Solar is prevailing in the Northeast following a string of passed legislation creating community solar programs in New England. States like New Jersey, Maryland and Maine all recently created community solar programs, and Pennsylvania may soon follow.
It varies by state, but many markets in the Northeast are still fledgling, with Maine, Pennsylvania, Rhode Island, Connecticut, New Hampshire and Vermont each reporting under 1 GW of total solar installed. The creation of these community solar programs will undoubtedly lead to development of ground-mounted solar projects, the primary setting for community arrays. The Northeast is a unique environment for such installations. APA Solar Racking reported that 40% of its PV structures and foundations sold are for projects in that region.
What makes the Northeast a challenge for installers is a combination of its soil conditions, wind speeds and precipitation. The region is home to compacted soils with high presence of glacial till, cobble, boulders and bedrock, and given its longitude, the ground-mounts are also susceptible to frost jacking/heave.
“The frost in those markets is extremely deep,” said Josh Von Deylen, CEO of APA Solar Racking. “Those loads of a pull-out force that you would maybe see in Ohio of 3,000 pounds in Maine may be like 8,000 pounds, mainly because of the frost jacking forces, that foundation will see just a very drastic difference there.”
With the heavy presence of stone, installers need to be deliberate with foundation choices, selecting solutions that can work around or through those obstructions. Von Deylen said about 90% of the foundations purchased from APA for projects in New York and New England are ground screws, which are designed for rocky soil conditions.

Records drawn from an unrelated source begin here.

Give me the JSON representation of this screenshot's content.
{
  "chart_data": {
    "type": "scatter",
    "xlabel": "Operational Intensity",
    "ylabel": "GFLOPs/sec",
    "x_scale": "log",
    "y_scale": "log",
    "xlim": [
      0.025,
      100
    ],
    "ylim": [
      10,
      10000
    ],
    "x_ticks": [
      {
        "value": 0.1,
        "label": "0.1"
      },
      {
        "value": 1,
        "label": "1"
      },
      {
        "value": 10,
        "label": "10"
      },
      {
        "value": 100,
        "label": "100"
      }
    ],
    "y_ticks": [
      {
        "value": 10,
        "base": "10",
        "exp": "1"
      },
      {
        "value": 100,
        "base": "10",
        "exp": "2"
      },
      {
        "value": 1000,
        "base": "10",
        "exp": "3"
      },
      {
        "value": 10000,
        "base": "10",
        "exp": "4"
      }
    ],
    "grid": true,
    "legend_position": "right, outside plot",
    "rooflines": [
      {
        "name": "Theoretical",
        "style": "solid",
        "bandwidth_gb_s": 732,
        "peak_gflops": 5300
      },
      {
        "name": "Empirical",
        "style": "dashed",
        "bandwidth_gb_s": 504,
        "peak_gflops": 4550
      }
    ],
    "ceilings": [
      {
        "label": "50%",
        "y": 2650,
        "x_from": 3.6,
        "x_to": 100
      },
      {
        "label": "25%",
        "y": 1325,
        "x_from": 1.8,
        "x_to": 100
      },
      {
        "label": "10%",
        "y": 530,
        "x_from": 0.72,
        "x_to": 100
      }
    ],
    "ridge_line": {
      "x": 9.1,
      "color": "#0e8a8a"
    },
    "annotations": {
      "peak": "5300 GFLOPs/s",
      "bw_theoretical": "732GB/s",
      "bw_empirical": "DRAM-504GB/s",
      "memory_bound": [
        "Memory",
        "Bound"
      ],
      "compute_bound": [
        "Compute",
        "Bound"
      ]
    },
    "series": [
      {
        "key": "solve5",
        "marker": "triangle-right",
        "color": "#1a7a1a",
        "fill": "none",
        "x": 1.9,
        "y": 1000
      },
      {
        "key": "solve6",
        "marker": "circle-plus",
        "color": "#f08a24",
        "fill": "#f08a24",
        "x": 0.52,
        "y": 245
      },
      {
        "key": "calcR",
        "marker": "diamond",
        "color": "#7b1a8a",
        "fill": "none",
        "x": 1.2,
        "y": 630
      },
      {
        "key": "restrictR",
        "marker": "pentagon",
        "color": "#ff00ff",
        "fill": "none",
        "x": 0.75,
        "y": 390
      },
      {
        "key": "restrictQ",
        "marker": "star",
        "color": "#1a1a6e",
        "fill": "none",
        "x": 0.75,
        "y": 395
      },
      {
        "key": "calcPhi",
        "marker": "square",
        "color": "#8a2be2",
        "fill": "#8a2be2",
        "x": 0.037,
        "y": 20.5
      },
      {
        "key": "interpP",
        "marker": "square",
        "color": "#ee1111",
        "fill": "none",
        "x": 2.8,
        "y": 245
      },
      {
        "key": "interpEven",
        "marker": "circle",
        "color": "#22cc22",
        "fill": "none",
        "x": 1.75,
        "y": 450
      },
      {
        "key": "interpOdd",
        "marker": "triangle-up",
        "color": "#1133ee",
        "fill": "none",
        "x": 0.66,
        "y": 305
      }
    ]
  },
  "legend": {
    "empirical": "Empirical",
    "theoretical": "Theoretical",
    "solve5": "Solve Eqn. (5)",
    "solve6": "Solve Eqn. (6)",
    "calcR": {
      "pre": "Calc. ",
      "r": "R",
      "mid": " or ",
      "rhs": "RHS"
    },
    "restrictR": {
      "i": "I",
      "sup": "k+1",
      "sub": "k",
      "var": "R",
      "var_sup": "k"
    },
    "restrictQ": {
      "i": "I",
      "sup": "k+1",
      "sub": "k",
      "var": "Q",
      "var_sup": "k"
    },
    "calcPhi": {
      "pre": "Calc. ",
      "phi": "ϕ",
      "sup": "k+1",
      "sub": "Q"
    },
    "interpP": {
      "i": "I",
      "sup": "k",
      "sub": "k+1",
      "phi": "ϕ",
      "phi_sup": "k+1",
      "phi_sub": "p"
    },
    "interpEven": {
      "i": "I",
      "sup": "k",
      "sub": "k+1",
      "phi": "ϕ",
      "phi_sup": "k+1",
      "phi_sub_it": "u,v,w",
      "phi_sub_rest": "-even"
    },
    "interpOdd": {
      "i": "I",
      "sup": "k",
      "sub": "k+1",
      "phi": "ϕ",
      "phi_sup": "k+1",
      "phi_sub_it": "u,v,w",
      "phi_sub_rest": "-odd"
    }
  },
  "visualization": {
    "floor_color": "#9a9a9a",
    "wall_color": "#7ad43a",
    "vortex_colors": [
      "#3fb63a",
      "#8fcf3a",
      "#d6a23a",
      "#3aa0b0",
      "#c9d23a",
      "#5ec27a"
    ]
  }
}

“In Minnesota, you might have rock, cobble and glacial till, but that’s also going to be in soft soil,” he said. “So potentially, you can push past it and get through it a little bit easier. The New England market has very highly compacted, very stiff soils with all this rock in it, so it makes for a very hard scenario to look at the pile-driven foundations or helical foundations.”
The Northeast is prone to heavy snowfall, with several states receiving the most in the country, like Vermont, which averages about 90 in. annually. Plus, New England has a hilly topography and significantly less landmass compared to other regions.
“Flat area has really been utilized in development already, so anything that you’re going to see is a very rolling topography,” Von Deylen said. “High topography sites are very difficult for solar projects and definitely take a higher level of engineering and expertise to do the install vs. a lot of the rest of the United States.”
Despite its environmental qualities, the Northeast United States has policy backing its foray into significant new solar development.